Sphingolipid transfer proteins and sphingolipid transporters are recently characterized key components for sphingolipid metabolism and function. They are components of a complicated and finely balanced network of metabolic processes that can only take place at specific sites within cells or even organelles. These proteins thus provide the cell with an additional level of regulation that can possibly also be addressed by pharmacological intervention. A simplified overview of this network with the transport proteins discussed here is shown in Figure 3. At present, many aspects of intracellular sphingolipid transport are still unclear. For example, there is clear evidence that members of the ABC transporter family of proteins such as MDR1 or p-glycoprotein also play an important role as flippases for GlcCer and sphingomyelin, but the actual in vivo mechanisms await further elucidation [83,84].

Figure 3

Overview of sphingolipid biosynthesis-associated trafficking (simplified). Solid arrows: enzyme mediated reaction; dashed arrows: transport event; SPT = serine palmitoyl transferase; GCS = Glucosylceramide synthase; SMS1 = sphingomyelin synthase 1; CerK = ceramide kinase; SK1 = Sphingosine kinase 1; MCS = membrane contact site; TGN = trans Golgi network; ER = endoplasmic reticulum. Grey channels: not clearly defined transporters that likely include members of the ABC family of transporters like MDR1/p-glycoprotein.
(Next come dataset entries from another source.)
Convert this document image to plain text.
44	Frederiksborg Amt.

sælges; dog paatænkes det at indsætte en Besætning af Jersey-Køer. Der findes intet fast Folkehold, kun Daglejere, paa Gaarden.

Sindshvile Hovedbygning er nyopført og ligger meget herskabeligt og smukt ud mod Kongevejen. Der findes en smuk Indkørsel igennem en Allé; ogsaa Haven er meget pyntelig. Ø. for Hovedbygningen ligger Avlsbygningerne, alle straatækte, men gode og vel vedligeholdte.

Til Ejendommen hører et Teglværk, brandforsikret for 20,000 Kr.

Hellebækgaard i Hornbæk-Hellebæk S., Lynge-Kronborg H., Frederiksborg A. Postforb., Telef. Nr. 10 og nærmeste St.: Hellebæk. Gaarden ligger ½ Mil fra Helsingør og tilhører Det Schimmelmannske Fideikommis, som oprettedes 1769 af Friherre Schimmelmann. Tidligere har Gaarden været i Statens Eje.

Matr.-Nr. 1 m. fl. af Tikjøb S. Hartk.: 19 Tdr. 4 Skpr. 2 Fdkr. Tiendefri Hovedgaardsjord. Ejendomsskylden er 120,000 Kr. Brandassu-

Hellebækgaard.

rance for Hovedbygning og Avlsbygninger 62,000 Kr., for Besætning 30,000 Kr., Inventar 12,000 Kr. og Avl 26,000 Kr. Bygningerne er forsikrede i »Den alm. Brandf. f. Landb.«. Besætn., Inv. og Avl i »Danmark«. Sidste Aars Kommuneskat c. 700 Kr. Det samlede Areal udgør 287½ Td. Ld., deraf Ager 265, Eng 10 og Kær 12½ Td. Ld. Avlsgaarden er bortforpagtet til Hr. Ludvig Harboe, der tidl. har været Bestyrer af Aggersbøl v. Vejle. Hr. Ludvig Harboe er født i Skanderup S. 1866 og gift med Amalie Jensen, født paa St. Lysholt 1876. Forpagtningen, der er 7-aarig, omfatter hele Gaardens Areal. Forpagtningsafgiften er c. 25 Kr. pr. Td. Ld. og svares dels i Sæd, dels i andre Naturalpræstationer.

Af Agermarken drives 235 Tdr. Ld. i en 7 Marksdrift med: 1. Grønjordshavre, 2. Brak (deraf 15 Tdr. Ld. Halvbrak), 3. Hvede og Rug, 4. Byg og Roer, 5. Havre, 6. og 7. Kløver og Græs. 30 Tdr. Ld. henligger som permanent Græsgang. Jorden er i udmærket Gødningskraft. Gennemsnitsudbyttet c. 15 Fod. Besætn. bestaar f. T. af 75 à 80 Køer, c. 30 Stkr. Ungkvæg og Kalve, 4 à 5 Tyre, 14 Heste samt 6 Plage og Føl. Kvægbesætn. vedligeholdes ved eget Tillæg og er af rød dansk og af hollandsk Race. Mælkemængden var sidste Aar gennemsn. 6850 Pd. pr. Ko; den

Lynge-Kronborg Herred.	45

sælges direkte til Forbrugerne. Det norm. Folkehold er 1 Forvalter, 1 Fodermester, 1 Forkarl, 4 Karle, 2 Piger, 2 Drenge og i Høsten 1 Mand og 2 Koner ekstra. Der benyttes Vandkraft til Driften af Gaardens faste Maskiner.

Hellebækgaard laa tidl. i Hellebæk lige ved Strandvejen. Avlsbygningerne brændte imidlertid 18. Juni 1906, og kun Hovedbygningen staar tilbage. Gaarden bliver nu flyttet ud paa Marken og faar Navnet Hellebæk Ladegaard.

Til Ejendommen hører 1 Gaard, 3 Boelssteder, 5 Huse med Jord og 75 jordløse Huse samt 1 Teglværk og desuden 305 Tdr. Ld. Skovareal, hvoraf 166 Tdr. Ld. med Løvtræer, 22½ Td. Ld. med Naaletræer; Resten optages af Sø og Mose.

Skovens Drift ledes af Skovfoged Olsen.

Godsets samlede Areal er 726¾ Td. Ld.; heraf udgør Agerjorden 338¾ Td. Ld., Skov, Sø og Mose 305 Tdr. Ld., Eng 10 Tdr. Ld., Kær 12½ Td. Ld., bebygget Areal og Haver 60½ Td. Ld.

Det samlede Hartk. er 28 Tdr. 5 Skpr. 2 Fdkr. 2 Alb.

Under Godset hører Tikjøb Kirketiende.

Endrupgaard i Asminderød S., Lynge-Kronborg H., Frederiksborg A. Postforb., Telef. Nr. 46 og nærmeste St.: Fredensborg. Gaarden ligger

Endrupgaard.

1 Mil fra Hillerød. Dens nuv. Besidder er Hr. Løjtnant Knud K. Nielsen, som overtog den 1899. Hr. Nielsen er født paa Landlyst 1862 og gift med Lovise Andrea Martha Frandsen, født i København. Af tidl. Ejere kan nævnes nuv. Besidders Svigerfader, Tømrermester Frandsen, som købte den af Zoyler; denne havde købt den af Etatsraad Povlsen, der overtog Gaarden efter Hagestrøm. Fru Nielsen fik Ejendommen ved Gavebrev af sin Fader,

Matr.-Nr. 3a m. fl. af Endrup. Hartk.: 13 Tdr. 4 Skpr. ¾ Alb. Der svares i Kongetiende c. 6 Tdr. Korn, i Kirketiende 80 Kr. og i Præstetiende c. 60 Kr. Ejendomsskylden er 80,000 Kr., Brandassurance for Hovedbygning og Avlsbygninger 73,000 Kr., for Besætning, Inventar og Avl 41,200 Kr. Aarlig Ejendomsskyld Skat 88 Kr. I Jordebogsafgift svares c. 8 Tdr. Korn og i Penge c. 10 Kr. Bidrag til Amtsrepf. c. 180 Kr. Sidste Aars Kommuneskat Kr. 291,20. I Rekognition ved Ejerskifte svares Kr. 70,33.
Although not much is known about individual proteins and their roles in cancer, the preliminary results obtained so far are highly promising. However, it must be emphasized once again that most—if not all—data come from preclinical studies. Therefore, future systematic clinical trials are required. A similar situation also exists for small molecule inhibitors, which are often barely potent and selective, if they exist at all. We therefore hope that this review article helps to highlight this promising group of proteins and to stimulate further investigations. We believe that the data so far, together with the undisputed importance of sphingolipids in cancer, justify this.